Bombardeiros B-52 Stratofortress agora realizam missões em apoio à Operação Epic Fury, de ataque a alvos no Irã, com o uso de bombas guiadas do tipo JDAM. A informação disseminada pelos Estados Unidos revela mais que uma nova capacidade testada dos bombardeiros pesados, como também indica o enfraquecimento das defesas aéreas iranianas.

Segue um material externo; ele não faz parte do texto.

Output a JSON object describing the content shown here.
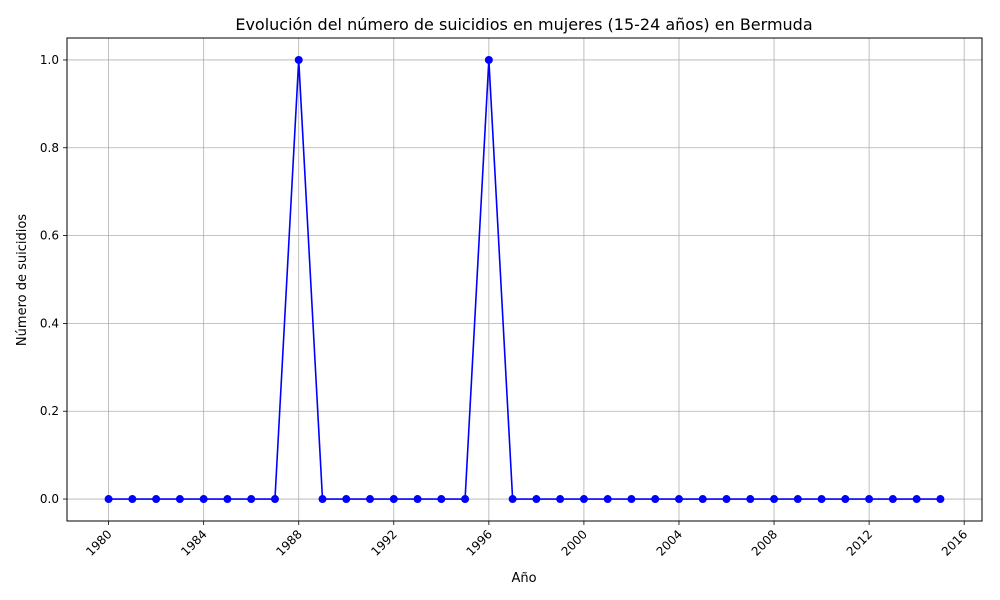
{
  "chart_data": {
    "type": "line",
    "title": "Evolución del número de suicidios en mujeres (15-24 años) en Bermuda",
    "xlabel": "Año",
    "ylabel": "Número de suicidios",
    "xlim": [
      1978.25,
      2016.75
    ],
    "ylim": [
      -0.05,
      1.05
    ],
    "xticks": [
      1980,
      1984,
      1988,
      1992,
      1996,
      2000,
      2004,
      2008,
      2012,
      2016
    ],
    "xtick_labels": [
      "1980",
      "1984",
      "1988",
      "1992",
      "1996",
      "2000",
      "2004",
      "2008",
      "2012",
      "2016"
    ],
    "yticks": [
      0,
      0.2,
      0.4,
      0.6,
      0.8,
      1.0
    ],
    "ytick_labels": [
      "0.0",
      "0.2",
      "0.4",
      "0.6",
      "0.8",
      "1.0"
    ],
    "grid": true,
    "line_color": "#0000ff",
    "grid_color": "#b0b0b0",
    "series": [
      {
        "x": [
          1980,
          1981,
          1982,
          1983,
          1984,
          1985,
          1986,
          1987,
          1988,
          1989,
          1990,
          1991,
          1992,
          1993,
          1994,
          1995,
          1996,
          1997,
          1998,
          1999,
          2000,
          2001,
          2002,
          2003,
          2004,
          2005,
          2006,
          2007,
          2008,
          2009,
          2010,
          2011,
          2012,
          2013,
          2014,
          2015
        ],
        "y": [
          0,
          0,
          0,
          0,
          0,
          0,
          0,
          0,
          1,
          0,
          0,
          0,
          0,
          0,
          0,
          0,
          1,
          0,
          0,
          0,
          0,
          0,
          0,
          0,
          0,
          0,
          0,
          0,
          0,
          0,
          0,
          0,
          0,
          0,
          0,
          0
        ]
      }
    ]
  }
}
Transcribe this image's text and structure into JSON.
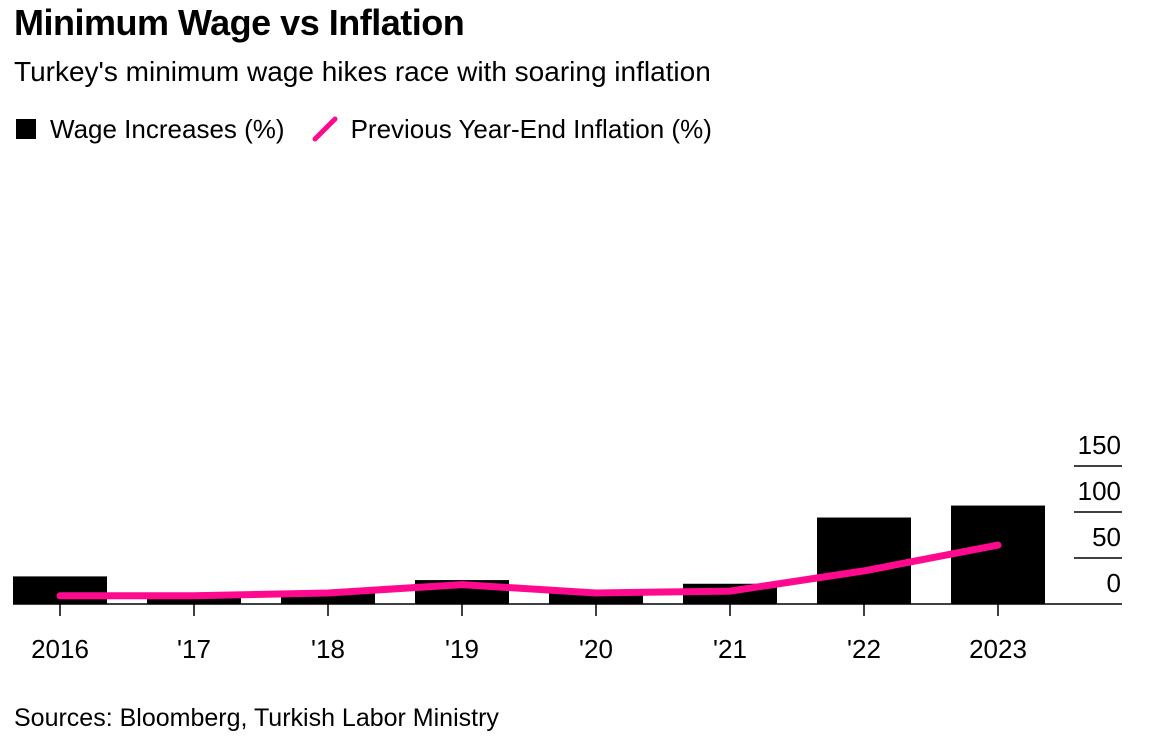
{
  "title": "Minimum Wage vs Inflation",
  "subtitle": "Turkey's minimum wage hikes race with soaring inflation",
  "source": "Sources: Bloomberg, Turkish Labor Ministry",
  "colors": {
    "bars": "#000000",
    "line": "#ff0a8f"
  },
  "legend_icons": {
    "bar": "square-swatch-icon",
    "line": "pink-line-swatch-icon"
  },
  "chart_data": {
    "type": "bar",
    "categories": [
      "2016",
      "'17",
      "'18",
      "'19",
      "'20",
      "'21",
      "'22",
      "2023"
    ],
    "series": [
      {
        "name": "Wage Increases (%)",
        "type": "bar",
        "values": [
          30,
          8,
          14,
          26,
          15,
          22,
          94,
          107
        ]
      },
      {
        "name": "Previous Year-End Inflation (%)",
        "type": "line",
        "values": [
          9,
          9,
          12,
          21,
          12,
          14,
          36,
          64
        ]
      }
    ],
    "y_ticks": [
      0,
      50,
      100,
      150
    ],
    "y_tick_labels": [
      "0",
      "50",
      "100",
      "150"
    ],
    "ylim": [
      0,
      150
    ],
    "y_axis_position": "right",
    "legend_placement": "top-left",
    "grid": false
  }
}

Com sua primeira versão tendo voado em 15 de abril de 1952, há quase 74 anos, o B-52 tem se revelado confiável para os EUA pela ampla capacidade bélica. Porém, com baixa velocidade e pouca manobrabilidade, o modelo só é liberado para missões onde as defesas antiaéreas inimigas já foram arrasadas, ou levando a bordo armas de longo alcance, como os mísseis de cruzeiro AGM-158B JASSM-ER.
Os B-2 Spirit, com capacidade stealth, e os B-1B Lancer, capazes de realizar voos supersônicos, continuam a fazer parte das missões da Operação Epic Fury, além de aeronaves mais leves. Porém, os oito B-52 passaram a realizar cada vez mais tarefas, contando com a vantagem de permanecer “on station” por mais tempo e atingir alvos selecionados em um ciclo mais rápido de comando e controle, sendo possível atingir alvos dinâmicos.

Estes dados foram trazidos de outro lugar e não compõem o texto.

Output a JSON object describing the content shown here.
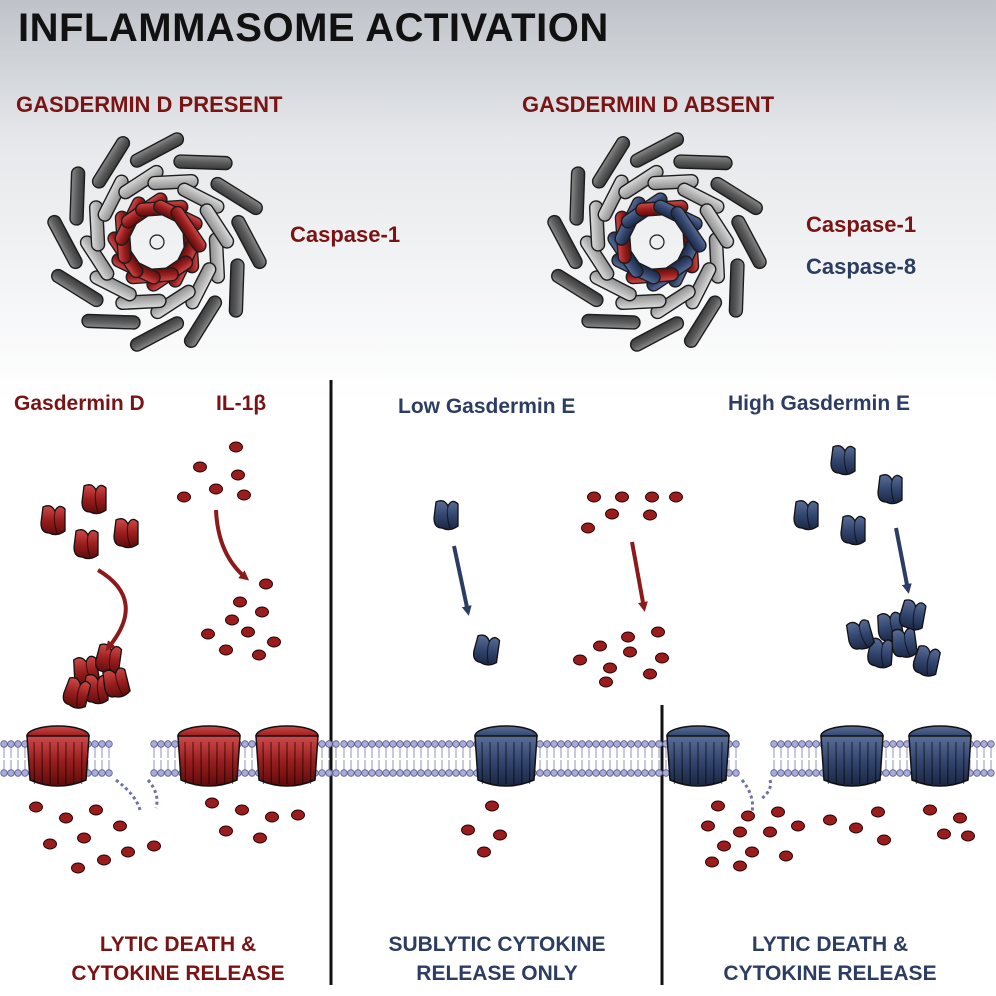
{
  "title": "INFLAMMASOME ACTIVATION",
  "conditions": {
    "present": {
      "label": "GASDERMIN D PRESENT",
      "caspases": [
        "Caspase-1"
      ]
    },
    "absent": {
      "label": "GASDERMIN D ABSENT",
      "caspases": [
        "Caspase-1",
        "Caspase-8"
      ]
    }
  },
  "panels": [
    {
      "labels": [
        "Gasdermin D",
        "IL-1β"
      ],
      "outcome": [
        "LYTIC DEATH &",
        "CYTOKINE RELEASE"
      ]
    },
    {
      "labels": [
        "Low Gasdermin E"
      ],
      "outcome": [
        "SUBLYTIC CYTOKINE",
        "RELEASE ONLY"
      ]
    },
    {
      "labels": [
        "High Gasdermin E"
      ],
      "outcome": [
        "LYTIC DEATH &",
        "CYTOKINE RELEASE"
      ]
    }
  ],
  "colors": {
    "gasdermin_d": "#8b1a1a",
    "gasdermin_e": "#2c3d63",
    "cytokine": "#9a1c1c",
    "membrane": "#8f93c4",
    "text_red": "#7a1414",
    "text_blue": "#2c3d63"
  }
}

Um único B-52 pode levar até 20 bombas guiadas de 907 kg ou 30 de 453 kg, ou ainda 20 mísseis de cruzeiro AGM-158. Já o termo JDAM vem de Joint Direct Attack Munition (JDAM), um kit de orientação que converte bombas não guiadas em munições “inteligentes”, incluindo sistema inercial, GPS e aletas de controle. O termo “Joint” vem do seu desenvolvimento em parceria entre a força aérea e a marinha dos EUA.